Dr Glass had clearly come to the same conclusion, but he said impatiently, ‘Has the child gone back to Toft House?’
‘I don’t know. But it is a strong possibility,’ said Freda. ‘I must, of course, go along there now to search the house and talk to George Lincoln.’ She hesitated, and then said, ‘I should like you both to come with me.’
‘Why?’ said Daniel. ‘I mean why us?’
‘Maud was violent last night and she may be violent when we bring her back to Latchkill. For that reason I need to have someone with me. But I am trying to preserve the secrecy George Lincoln requested. Anyone coming with me to Toft House will instantly guess who Miss Smith is. But you both know Maud already.’
She paused again and Daniel said, ‘And that being so, you think you might as well trust us with the whole thing.’
‘Exactly.’
Toft House, when they got to it, was lit only by a single lamp in one of the downstairs windows. The curtains of the window were not drawn, and Bryony found this oddly sinister, although she could not think why. For all she knew, George Lincoln left his windows uncurtained every night of the year.

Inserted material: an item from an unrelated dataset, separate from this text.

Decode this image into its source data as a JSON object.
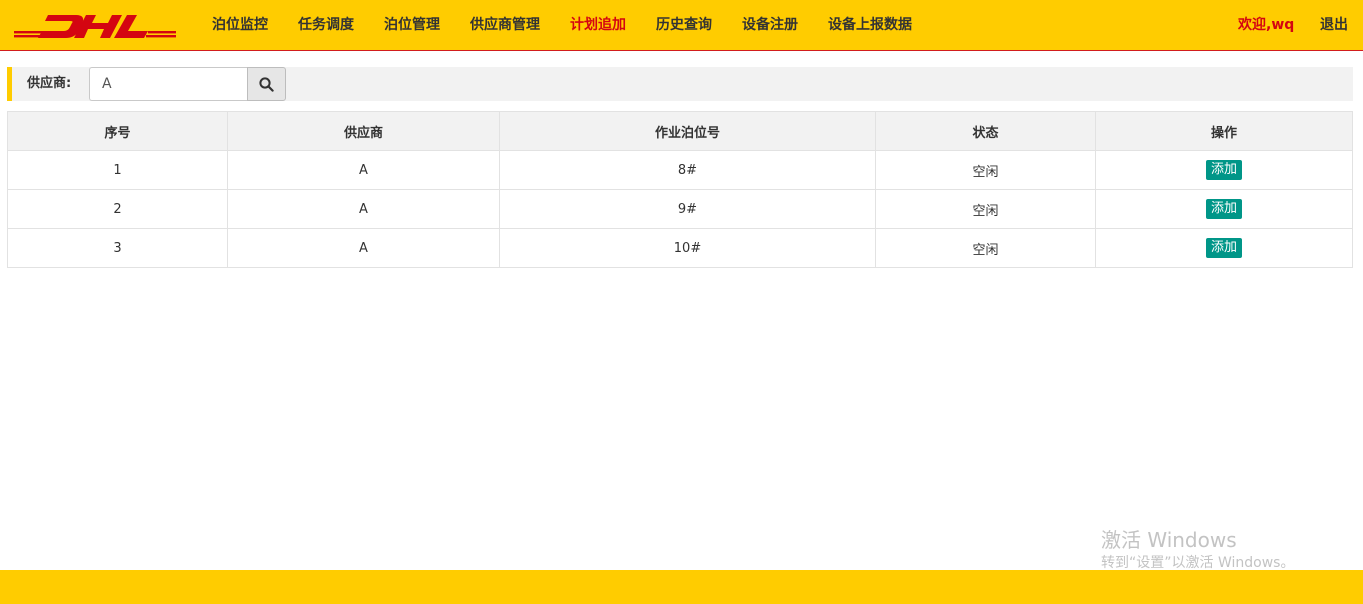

Daniel said, ‘That’s a bit odd, isn’t it?’ and Bryony was relieved that she had not been alone in finding the uncurtained window disturbing.
It was Prout who said, ‘I see nothing odd, Dr Glass,’ and Daniel said, ‘Yes, look.’
‘What? Where?’
‘There’s someone sitting in the window.’
‘I don’t see that that’s particularly odd—’
‘I do. Whoever it is, is either asleep or…’ He did not bother to finish the sentence. He ran the rest of the way along the path, and hammered on the door.
Bryony went with him, beyond reason or logic, but knowing instinctively that there was something dreadfully wrong.
They had to get into the house through a door at the back; Bryony thought that if she had been on her own she might have simply given up, but Daniel Glass had taken one look at the figure slumped in the lamplit window, and had gone doggedly around the outside until he had found what seemed to be a scullery door with a lock flimsy enough to snap under pressure.
There was only the thin soft light coming from the room at the front. Bryony, who had never been in Toft House before, looked uneasily about her. It was a big old place; there was a large hall at its centre, and narrow stairs winding upwards to the bedrooms. Everywhere was silent, which surely was strange, because they had made a good deal of noise getting in, and they were making even more noise now. Daniel bounded across the hall to the front of the house, and his footsteps rang out loudly on the polished oak floor. Bryony glanced rather nervously at the darkened stair, and then went after him.
He was bending over the figure seated in the window when she caught him up, and he was feeling for a heartbeat when Freda arrived, out of breath and flushed from the exertion.